The novel spools out from a fateful 1904 incident set in a hotel bar near the Old Drift, a colonial settlement on the Zambezi River where the waters are quiet enough to drift across in a boat. This accident involving a local busboy, an Italian hotelier and a British photographer reverberates across three generations and 566 pages.

Towering close by is the natural wonder dubbed “Victoria Falls” by David Livingstone, but called Mosi-oa-Tunya or “The Smoke That Thunders” for the many centuries before the British explorer came across it. “The Old Drift” is “a phenomenal accomplishment, nothing less than a retelling/reimagining of the creation and ‘history’ of Zambia,” observes Anisfield-Wolf juror Rita Dove. “The writing is exquisite; her descriptions of water – Victoria Falls, Lake Malawi, even rain – are awesome.”

She wrote the opening paragraph in 2000 and the Old Drift section after visiting the Zambian site in 2013. When Serpell won a Caine Prize in 2015 for her story “The Sack,” she envisioned it as the final chapter of “The Old Drift.” In the last edits, she cut it away. Late in the writing process, she tucked in a Greek chorus of mosquitos, a hive mind that comments on the human foibles – a literary device that came to her in a dream. “I think there’s a strong correlation – and again I’m citing Nabokov here – between memory, dream and the creation of literature,” Serpell told The New Yorker. The book itself uses a tiny drawing of a single mosquito like an asterisk to create breaks between passages that romp across the pages. 
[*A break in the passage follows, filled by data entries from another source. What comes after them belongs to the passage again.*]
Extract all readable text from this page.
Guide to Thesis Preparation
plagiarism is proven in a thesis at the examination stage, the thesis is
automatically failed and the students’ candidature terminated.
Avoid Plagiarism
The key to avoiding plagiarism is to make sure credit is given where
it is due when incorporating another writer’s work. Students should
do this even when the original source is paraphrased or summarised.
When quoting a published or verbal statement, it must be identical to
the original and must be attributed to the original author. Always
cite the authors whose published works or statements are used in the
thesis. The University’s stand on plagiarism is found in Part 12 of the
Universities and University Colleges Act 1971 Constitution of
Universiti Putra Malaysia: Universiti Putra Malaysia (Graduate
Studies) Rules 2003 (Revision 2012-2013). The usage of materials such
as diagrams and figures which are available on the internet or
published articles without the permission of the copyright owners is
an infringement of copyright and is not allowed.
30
The reader can detect multiple influences: Gabriel García Márquez’s “One Hundred Years of Solitude,” Salman Rushdie’s “Midnight’s Children” and Zadie Smith’s “White Teeth.” Serpell has said the heady London mix of cultures in Smith’s breakout novel – also started when Smith was an undergraduate – reminded her of the Lusaka of her early childhood.

When Namwali was 8, her family relocated to Baltimore, a jolt she described to an audience at the Library of Congress in 2016: “I was born into this family in which race was taken for granted as something inconsequential in how you were treated. When we came to the States, there was an immediate imperative to choose. You had to choose, are you black or are you white?  . . . There is a lot of pressure to fit into the binary logic of the States. So it was nice to have a president who is halfrican, as we like to say, African and American.”
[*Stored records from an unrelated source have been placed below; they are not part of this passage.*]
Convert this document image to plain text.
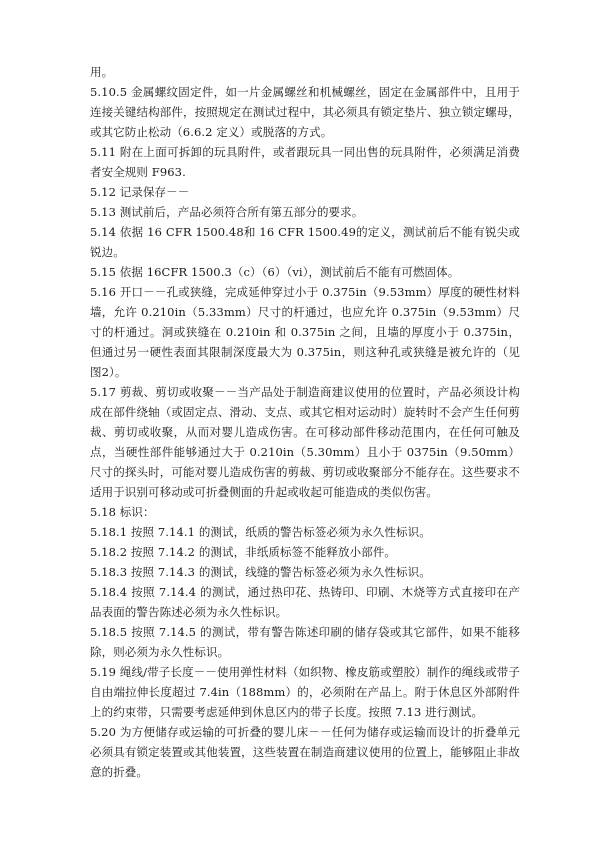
用。

5.10.5 金属螺纹固定件，如一片金属螺丝和机械螺丝，固定在金属部件中，且用于连接关键结构部件，按照规定在测试过程中，其必须具有锁定垫片、独立锁定螺母，或其它防止松动（6.6.2 定义）或脱落的方式。

5.11 附在上面可拆卸的玩具附件，或者跟玩具一同出售的玩具附件，必须满足消费者安全规则 F963.

5.12 记录保存－－

5.13 测试前后，产品必须符合所有第五部分的要求。

5.14 依据 16 CFR 1500.48和 16 CFR 1500.49的定义，测试前后不能有锐尖或锐边。

5.15 依据 16CFR 1500.3（c）（6）（vi），测试前后不能有可燃固体。

5.16 开口－－孔或狭缝，完成延伸穿过小于 0.375in（9.53mm）厚度的硬性材料墙，允许 0.210in（5.33mm）尺寸的杆通过，也应允许 0.375in（9.53mm）尺寸的杆通过。洞或狭缝在 0.210in 和 0.375in 之间，且墙的厚度小于 0.375in，但通过另一硬性表面其限制深度最大为 0.375in，则这种孔或狭缝是被允许的（见图2）。

5.17 剪裁、剪切或收聚－－当产品处于制造商建议使用的位置时，产品必须设计构成在部件绕轴（或固定点、滑动、支点、或其它相对运动时）旋转时不会产生任何剪裁、剪切或收聚，从而对婴儿造成伤害。在可移动部件移动范围内，在任何可触及点，当硬性部件能够通过大于 0.210in（5.30mm）且小于 0375in（9.50mm）尺寸的探头时，可能对婴儿造成伤害的剪裁、剪切或收聚部分不能存在。这些要求不适用于识别可移动或可折叠侧面的升起或收起可能造成的类似伤害。

5.18 标识：

5.18.1 按照 7.14.1 的测试，纸质的警告标签必须为永久性标识。

5.18.2 按照 7.14.2 的测试，非纸质标签不能释放小部件。

5.18.3 按照 7.14.3 的测试，线缝的警告标签必须为永久性标识。

5.18.4 按照 7.14.4 的测试，通过热印花、热铸印、印刷、木烧等方式直接印在产品表面的警告陈述必须为永久性标识。

5.18.5 按照 7.14.5 的测试，带有警告陈述印刷的储存袋或其它部件，如果不能移除，则必须为永久性标识。

5.19 绳线/带子长度－－使用弹性材料（如织物、橡皮筋或塑胶）制作的绳线或带子自由端拉伸长度超过 7.4in（188mm）的，必须附在产品上。附于休息区外部附件上的约束带，只需要考虑延伸到休息区内的带子长度。按照 7.13 进行测试。

5.20 为方便储存或运输的可折叠的婴儿床－－任何为储存或运输而设计的折叠单元必须具有锁定装置或其他装置，这些装置在制造商建议使用的位置上，能够阻止非故意的折叠。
The family returned to Lusaka for a year when Namwali was 15 so her mother could conduct research for her dissertation on the economic impacts of HIV/AIDS on orphans – an interlude critical in the writer’s relationship to Zambia. It led, decades later, to a novel that traces Zambian history and its imagined future, mixing mythology, murder, science, politics and the search for a cure for AIDS. She sees it more easily translated into a graphic novel or a television series than a film.

“My interest in science, my interest in history, my interest in different cultures and how they have all come together to produce Zambia is at the heart of ‘The Old Drift,’” Serpell said.

 “There are moments when you think ‘Wow, the young Márquez is reborn in Zambia,’” notes Anisfield-Wolf juror Simon Schama. “But the breadth of her storytelling – from the transport of Livingstone’s corpse (stunningly told) to the world of contemporary Lusaka – is so brave and extraordinarily well done. Her ear for the diction of leftover colonials, Afro-radical politics of the ‘70s and ‘80s, barflies and the rest is pitch-perfect. It’s just a wonderful, deeply African novel.”

Serpell lives in the Mission neighborhood of San Francisco but returns to Zambia frequently. Her nonfiction book of essays, “Stranger Faces,” will publish in September 2020. She is currently under contract for another book exploring her love-hate relationship with the novel “American Psycho.”